Артём пожал плечами — но в темноте не было видно, да и кого тут волновали его жесты.

— Если б прислушались, сразу осознали бы: всё, что вокруг вас, — какофония! Какофония и белибердовы сказки! И варвары, изъясняющиеся на неведомом наречии, решившие обучить нас — нас! — своему убогому языку! Своровали всё — страну, свободу, Бога… Теперь ещё и язык воруют — у меня в голове навалены эти слова, торчат углами… «Проклятьем заклеймённый» — это что? Опера из жизни индейцев? «Диктатура пролетариата» — это как? Может, это блюдо? Из чего его готовят? «Интриги Антанты», «весна революции», «светлое будущее», «тяготы царизма», «борьба классов» — а это что такое? Названия канонерок? Что за воляпюк? Вы знаете смысл этих ругательств? В качестве чего их можно использовать? На этом языке можно спросить: «Который час?» Или, скажем, раскланяться и сказать: «Доброго вам утра!» За что нас одарили этой уродской речью? «Чрезвычайная комиссия!» — а? Кофейня — знаю. Булочная — знаю. Чайная — знаю. А чрезвычайная — это что? Самая главная чайная? Или это означает, что у нас до сих пор не было никаких дел, а теперь вдруг настали такие важные дела, что — Боже ты мой! Ведь они не просто важные, а чрезвычайно важные! Глаза на лоб лезут от их важности! Всё кругом новое, в кумаче — раньше были кумовья, а теперь сплошные кумачи! Тогда жили-были шерочка с машерочкой — а нынче к ним ещё прилепилась каэрочка… Вашего купеческого сына в финале, надеюсь, расстреляли? Пьеса-то из новых? Про тяготы и эксплуатацию?

— Нет, это старая пьеса.

— Вот! — поднял вверх палец Василий Петрович. — Старая пьеса! Всё вокруг — старая пьеса! В самой старой пьесе было сказано: «Не надо бояться тех, кто убивает тело, но душу убить не сможет, скорее надо бояться тех, кто может и душу, и тело погубить в геенне». Знаете такого автора, господин товарищ Артём?

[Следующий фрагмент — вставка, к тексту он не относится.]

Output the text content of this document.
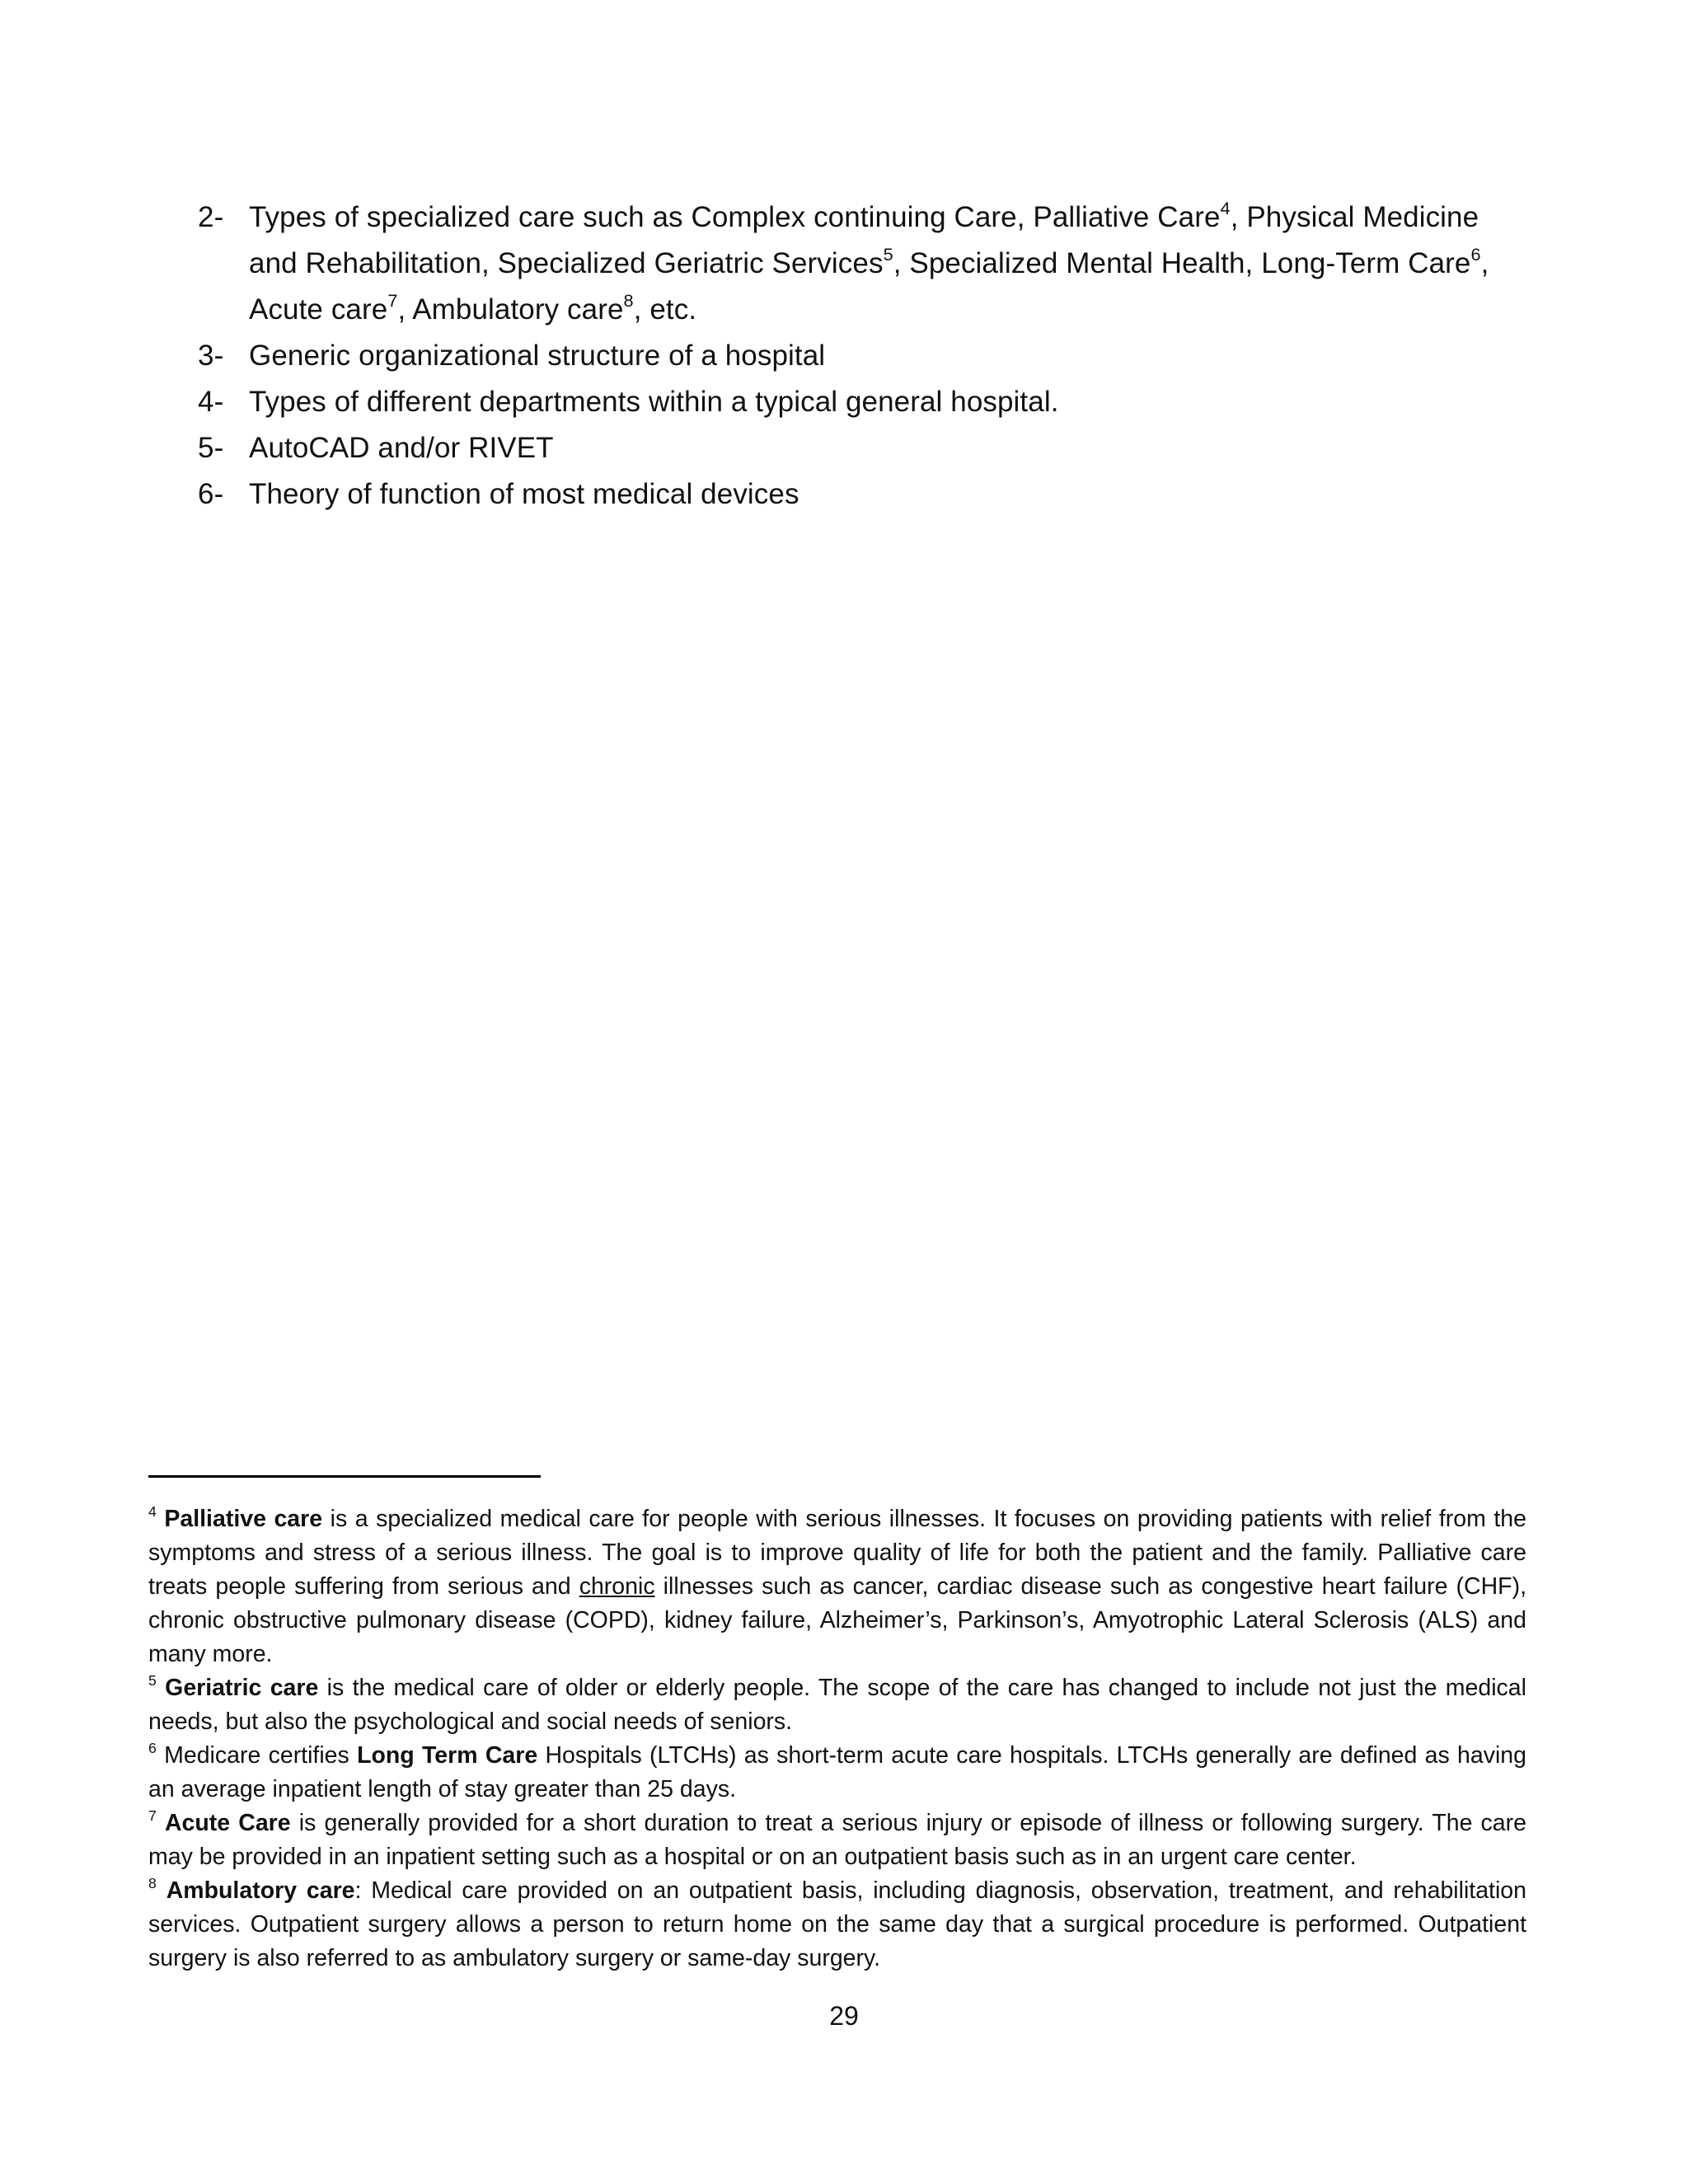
2- Types of specialized care such as Complex continuing Care, Palliative Care$^4$, Physical Medicine and Rehabilitation, Specialized Geriatric Services$^5$, Specialized Mental Health, Long-Term Care$^6$, Acute care$^7$, Ambulatory care$^8$, etc.
3- Generic organizational structure of a hospital
4- Types of different departments within a typical general hospital.
5- AutoCAD and/or RIVET
6- Theory of function of most medical devices

$^4$ Palliative care is a specialized medical care for people with serious illnesses. It focuses on providing patients with relief from the symptoms and stress of a serious illness. The goal is to improve quality of life for both the patient and the family. Palliative care treats people suffering from serious and chronic illnesses such as cancer, cardiac disease such as congestive heart failure (CHF), chronic obstructive pulmonary disease (COPD), kidney failure, Alzheimer’s, Parkinson’s, Amyotrophic Lateral Sclerosis (ALS) and many more.

$^5$ Geriatric care is the medical care of older or elderly people. The scope of the care has changed to include not just the medical needs, but also the psychological and social needs of seniors.

$^6$ Medicare certifies Long Term Care Hospitals (LTCHs) as short-term acute care hospitals. LTCHs generally are defined as having an average inpatient length of stay greater than 25 days.

$^7$ Acute Care is generally provided for a short duration to treat a serious injury or episode of illness or following surgery. The care may be provided in an inpatient setting such as a hospital or on an outpatient basis such as in an urgent care center.

$^8$ Ambulatory care: Medical care provided on an outpatient basis, including diagnosis, observation, treatment, and rehabilitation services. Outpatient surgery allows a person to return home on the same day that a surgical procedure is performed. Outpatient surgery is also referred to as ambulatory surgery or same-day surgery.

29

Артём повернулся, чтоб уходить, но Василий Петрович поймал его за рукав. Пальцы у него всё-таки были железные.

— Чекист, впервые поднявший над Соловецким монастырём красный флаг, сел сюда как заключённый, — начал шептать ему на ухо; казалось, что он пьяный в хлам, но алкоголем вовсе не пахло. — Вы ничего ещё не поняли, Артём? Их всех сюда же и посадят. И здесь же и зароют. Тут Бог близко. Бог далеко от себя пропащих детей не отпускает. Этот монастырь — не отпускает! Никогда! Бунт в 1666 году был — его подавил Иван Мещеринов, подчинённые ему стрельцы побивали монахов камнями, устроили тут бойню, и трупы потом не хоронили. Так Иван Мещеринов сам вскоре сел сюда же! И грек Арсений, который правил церковные книги — из-за чего, собственно, и взбунтовался монастырь, — он тоже сел! И они сидели все вместе! И жрали из одной поросячьей плошки! И вы так будете сидеть: и Эйхманис твой, — здесь Василий Петрович начал говорить вообще одними губами, — и все его бляди, и ты, глупец, с ними! Этот монастырь — он же с зубами! Ты видел его сторожевые башни? Они же — каменные клыки! Он передавит всех, кто возомнил о себе!

— Василий Петрович, — очень внятно сказал Артём, — отпустите мою руку. Или я вас ударю.

— Да, конечно, — согласился Василий Петрович и очень мягко отпустил руку. — Безусловно ударите. Я вам напоследок вынужден передать: Мезерницкий просил вас более не навещать его.

— В чём дело? — не понял Артём.

— Вы же приближённый Эйхманиса, да? И гордитесь этим. И все мы рады за вас. Мне уже рассказали, в каком окружении вы сидели только что в театре. А ещё, говорят, вы далеко за полночь вдвоём с Эйхманисом пьёте водку и обсуждаете огромные вопросы. Это очаровательно… В молодые ещё годы — подобный успех, о!.. Но такие люди в нашем кругу — неуместны.